Amazon’s earnings, released last week, dipped far below expert predictions. With AWS generating $8.3 billion this quarter, up 35% from Q2 2018, their rate of growth is starting to slip. While still far outpacing Google Cloud’s $8 billion/year revenue and Microsoft’s $11 billion revenue this quarter, could this dip in growth give the competition a chance to catch up? In terms of explaining why AWS’s growth rate is losing traction as well as what a consistent decline in earnings could mean for the future of the cloud marketplace, we received the following comments:

Amazon is still growing at an unprecedented rate. The cloud landscape is still highly fragmented, and to see Amazon maintain this level of dominance over the years is very impressive,” said Grant Kirkwood, CTO and Co-Founder of Unitas Global. “With the ‘law of big numbers’ 40% growth on $7B is a lot more than 60% growth on $2B, and their growth is nothing to shrug off. With Amazon still in the lead, we’re not surprised about the effort and traction that Microsoft and Google have been able to secure with their offerings. As the cloud market and the cloud buyer is maturing, so are how different clouds are used for different workloads. Sophisticated buyers know the unique capabilities of each cloud and are levering ‘best of breed’ consumption in multiple clouds. For example, to better leverage available AI capabilities, IT decision-makers are putting specific workloads in GCP. Just a few short years ago, the default answer was to go ‘all-in’ on AWS. Also, Microsoft and Google grabbing market share by becoming much more price competitive, often dropping rates below AWS to secure a new customer. They’ve also upgraded many of their services to better ease adoption, making their offerings much easier to use for new customers. Microsoft and Google are also more heavily leveraging the channels and marketing to better position themselves with new customers. This is not a surprise as it’s very much a part of the history & DNA of these companies. Microsoft and Google are continuously funding programs and initiatives for their channel partners. As a partner of each, it’s clear that Microsoft and Google are more willing to invest financially and programmatically in their channel partners to ensure joint success in this highly competitive market.

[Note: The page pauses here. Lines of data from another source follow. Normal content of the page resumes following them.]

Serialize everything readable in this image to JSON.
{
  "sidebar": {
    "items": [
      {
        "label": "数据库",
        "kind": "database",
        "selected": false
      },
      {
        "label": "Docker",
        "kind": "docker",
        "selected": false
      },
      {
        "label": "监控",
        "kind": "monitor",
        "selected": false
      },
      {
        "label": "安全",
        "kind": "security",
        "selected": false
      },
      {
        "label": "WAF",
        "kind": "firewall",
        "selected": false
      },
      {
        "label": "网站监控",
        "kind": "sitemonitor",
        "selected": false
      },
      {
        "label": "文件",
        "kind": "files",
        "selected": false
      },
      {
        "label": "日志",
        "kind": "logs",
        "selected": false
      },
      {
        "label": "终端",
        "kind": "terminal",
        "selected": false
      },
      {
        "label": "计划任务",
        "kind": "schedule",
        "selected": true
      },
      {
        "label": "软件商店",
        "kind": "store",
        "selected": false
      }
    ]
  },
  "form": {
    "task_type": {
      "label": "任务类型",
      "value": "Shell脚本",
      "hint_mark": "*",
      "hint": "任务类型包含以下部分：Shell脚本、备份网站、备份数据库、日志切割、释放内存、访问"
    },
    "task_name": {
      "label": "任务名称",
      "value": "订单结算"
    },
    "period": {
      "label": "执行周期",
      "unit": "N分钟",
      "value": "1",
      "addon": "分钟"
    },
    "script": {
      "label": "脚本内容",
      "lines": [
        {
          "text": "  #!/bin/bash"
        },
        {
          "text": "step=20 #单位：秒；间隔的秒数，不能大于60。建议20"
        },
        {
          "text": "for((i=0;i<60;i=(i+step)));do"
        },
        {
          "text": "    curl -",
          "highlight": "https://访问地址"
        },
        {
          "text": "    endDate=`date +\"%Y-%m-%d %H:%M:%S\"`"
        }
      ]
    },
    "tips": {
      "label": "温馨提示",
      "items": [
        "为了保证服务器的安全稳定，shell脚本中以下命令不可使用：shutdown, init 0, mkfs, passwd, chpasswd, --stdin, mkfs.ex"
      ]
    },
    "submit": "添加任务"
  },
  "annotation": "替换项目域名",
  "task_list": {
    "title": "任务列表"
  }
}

And finally, we received the following comments regarding the implications of Google’s recent acquisition of Elastifile:

The purpose of Google’s acquisition is to bring traditional workloads into the Google Cloud Platform (GCP) faster and provide better storage scalability with the support of Elastifile,” said Todd Matters, Chief Architect and Co-Founder at RackWare. “Most clouds have suffered from storage scalability, particularly on the Network-Attached Storage (NAS) side of storage. The Elastifile acquisition should improve Google’s ability to provide a superior NAS solution with better overall management and automation. It remains to be seen how successfully Elastifile will be integrated into GCP and when it will have an impact. While the NAS management and scalability will be a positive for Google, relying on the acquisition to improve bringing workloads into the cloud is greatly misguided. This is because the mobility of applications and workloads is not adequately addressed by storage solutions. The strategy of simply copying storage to a new location and calling that mobility is antiquated and wrought with problems when trying to get the workload functional. There are far superior methods of workload migration, especially relative to the cloud.